# Herping in Western Sydney/Lower mountains



## AydanW (Apr 3, 2013)

Hi all, just wondering if anyone has some good spots to go herping in the Western Sydney and Lower Blue mountains areas? Specifically interested in snake species but all wildlife is welcome, hoping to create a long lasting photo album cheers in advanced


----------



## Mike11 (Apr 3, 2013)

I haven't been been out Herping, but whilst doing some bush walking I have seen quite a few different species near pretty much all the rivers that run down the mountain. 
Some hot spots I've noticed are in the gully of jellybean pool at Glenbrook,
Sassafras gully in Springwood and Lake Greaves in Blackheath.

I can't give you specifics on what exact species they were as this was before I knew much about reptiles, but I hope it gives you a starting point.


----------



## AydanW (Apr 3, 2013)

Thanks mate, was going to use jellybean as a starting point


----------



## abnrmal91 (Apr 3, 2013)

I have been to jellybean pool with no luck, but my mate sentme a pic of a diamond near jellybean pool a couple of months ago.


----------



## Barrett (Apr 3, 2013)

I have been to Sassafras Gully a couple times this year to some success.

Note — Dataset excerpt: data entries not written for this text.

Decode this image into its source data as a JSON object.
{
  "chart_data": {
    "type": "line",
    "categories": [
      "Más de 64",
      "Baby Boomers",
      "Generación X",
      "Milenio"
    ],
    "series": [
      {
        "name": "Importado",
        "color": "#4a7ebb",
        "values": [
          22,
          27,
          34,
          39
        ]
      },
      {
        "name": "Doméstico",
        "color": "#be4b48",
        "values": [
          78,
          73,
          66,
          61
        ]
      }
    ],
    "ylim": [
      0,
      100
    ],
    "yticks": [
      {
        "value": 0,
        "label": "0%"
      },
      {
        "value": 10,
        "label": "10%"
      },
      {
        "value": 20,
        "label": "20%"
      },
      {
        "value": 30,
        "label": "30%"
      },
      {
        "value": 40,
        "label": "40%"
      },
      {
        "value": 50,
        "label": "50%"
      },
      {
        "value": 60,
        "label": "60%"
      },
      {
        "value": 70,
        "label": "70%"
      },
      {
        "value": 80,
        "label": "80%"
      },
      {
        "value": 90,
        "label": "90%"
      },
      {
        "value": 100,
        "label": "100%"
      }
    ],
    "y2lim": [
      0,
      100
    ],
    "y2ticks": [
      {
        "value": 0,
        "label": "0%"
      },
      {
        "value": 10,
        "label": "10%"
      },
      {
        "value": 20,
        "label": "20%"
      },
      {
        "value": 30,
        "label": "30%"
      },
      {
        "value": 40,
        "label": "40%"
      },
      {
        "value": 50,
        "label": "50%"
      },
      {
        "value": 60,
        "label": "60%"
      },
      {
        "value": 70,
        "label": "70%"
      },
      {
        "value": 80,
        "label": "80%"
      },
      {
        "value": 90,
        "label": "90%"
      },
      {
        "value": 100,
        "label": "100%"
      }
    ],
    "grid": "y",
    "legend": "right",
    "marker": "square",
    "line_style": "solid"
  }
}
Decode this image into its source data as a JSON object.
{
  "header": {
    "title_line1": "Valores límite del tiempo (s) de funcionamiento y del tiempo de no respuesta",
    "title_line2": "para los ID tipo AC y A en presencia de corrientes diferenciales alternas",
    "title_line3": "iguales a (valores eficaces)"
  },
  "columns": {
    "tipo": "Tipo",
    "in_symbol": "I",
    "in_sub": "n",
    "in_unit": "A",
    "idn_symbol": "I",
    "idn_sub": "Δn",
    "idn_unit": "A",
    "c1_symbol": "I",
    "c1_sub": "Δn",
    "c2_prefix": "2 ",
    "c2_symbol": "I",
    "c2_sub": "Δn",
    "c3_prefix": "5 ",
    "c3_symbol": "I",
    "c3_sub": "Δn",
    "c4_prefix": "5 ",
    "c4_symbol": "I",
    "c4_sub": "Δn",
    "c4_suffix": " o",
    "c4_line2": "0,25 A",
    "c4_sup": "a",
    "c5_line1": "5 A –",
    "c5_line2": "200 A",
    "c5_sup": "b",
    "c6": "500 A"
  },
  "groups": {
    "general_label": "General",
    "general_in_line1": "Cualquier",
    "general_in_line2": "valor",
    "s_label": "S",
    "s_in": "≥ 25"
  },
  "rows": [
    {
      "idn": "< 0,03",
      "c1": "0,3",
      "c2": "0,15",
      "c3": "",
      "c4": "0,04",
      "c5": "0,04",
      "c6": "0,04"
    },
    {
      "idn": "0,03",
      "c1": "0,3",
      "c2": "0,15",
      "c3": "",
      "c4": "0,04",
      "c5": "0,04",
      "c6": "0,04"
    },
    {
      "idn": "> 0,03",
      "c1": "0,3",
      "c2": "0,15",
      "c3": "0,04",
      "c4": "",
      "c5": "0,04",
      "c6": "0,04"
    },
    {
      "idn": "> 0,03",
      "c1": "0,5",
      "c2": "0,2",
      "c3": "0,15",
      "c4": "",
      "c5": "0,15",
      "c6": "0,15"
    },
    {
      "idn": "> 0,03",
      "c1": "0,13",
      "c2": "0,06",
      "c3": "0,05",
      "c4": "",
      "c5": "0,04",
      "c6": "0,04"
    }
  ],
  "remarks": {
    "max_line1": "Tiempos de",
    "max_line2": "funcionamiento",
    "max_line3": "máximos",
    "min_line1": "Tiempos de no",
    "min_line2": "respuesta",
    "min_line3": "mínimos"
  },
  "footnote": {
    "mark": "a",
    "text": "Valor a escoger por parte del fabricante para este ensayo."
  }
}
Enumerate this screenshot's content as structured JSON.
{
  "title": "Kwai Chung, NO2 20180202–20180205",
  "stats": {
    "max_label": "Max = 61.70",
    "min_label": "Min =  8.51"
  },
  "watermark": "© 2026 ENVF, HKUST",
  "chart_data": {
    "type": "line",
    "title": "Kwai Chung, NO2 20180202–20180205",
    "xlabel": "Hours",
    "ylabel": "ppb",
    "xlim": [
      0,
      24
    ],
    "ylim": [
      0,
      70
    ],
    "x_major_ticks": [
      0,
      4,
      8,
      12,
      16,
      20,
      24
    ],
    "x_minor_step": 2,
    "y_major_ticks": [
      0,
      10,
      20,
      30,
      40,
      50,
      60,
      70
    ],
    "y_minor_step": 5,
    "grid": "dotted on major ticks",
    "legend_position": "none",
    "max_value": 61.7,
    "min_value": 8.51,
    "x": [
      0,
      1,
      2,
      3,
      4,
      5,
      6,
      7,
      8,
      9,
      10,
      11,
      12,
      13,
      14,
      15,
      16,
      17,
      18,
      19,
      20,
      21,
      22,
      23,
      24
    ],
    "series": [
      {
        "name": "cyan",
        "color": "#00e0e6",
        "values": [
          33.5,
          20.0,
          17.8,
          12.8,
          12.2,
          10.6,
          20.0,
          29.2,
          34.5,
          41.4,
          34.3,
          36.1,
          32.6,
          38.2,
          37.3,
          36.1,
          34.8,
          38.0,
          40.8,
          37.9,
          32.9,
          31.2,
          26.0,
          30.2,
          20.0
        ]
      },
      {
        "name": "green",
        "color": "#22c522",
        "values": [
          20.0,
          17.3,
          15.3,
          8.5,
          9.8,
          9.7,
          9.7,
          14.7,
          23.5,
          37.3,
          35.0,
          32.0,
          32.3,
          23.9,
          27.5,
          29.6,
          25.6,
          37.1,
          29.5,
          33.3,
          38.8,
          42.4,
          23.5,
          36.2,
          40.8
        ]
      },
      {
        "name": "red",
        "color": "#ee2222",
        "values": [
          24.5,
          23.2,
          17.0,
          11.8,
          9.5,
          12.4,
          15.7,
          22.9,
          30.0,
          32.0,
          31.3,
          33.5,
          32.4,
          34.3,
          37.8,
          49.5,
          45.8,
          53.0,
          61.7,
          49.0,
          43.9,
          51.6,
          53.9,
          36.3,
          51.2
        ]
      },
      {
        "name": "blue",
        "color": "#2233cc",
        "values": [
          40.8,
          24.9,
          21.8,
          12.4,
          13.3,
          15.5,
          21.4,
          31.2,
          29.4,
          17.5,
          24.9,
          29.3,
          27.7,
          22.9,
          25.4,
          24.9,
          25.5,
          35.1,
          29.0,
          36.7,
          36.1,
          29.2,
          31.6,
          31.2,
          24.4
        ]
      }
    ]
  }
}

Haven't found any snakes there, though have found a few species of gecko and dragons. There are a few trails just near Glenbrook that I've been through, Tunnel Gully Reserve ( was hard to find the entrance), Bluff Reserve and Jellybean pool. Jellybean pool was the only place I found anything in that area, found a Bandy-Bandy, a few gecko species and frog species. All trips were at twilight/night.

I plan to head back to Jellybean pool in a months time to spend a whole day/night out there.
I've also heard that near the Penrith Lakes National Park can be good.


----------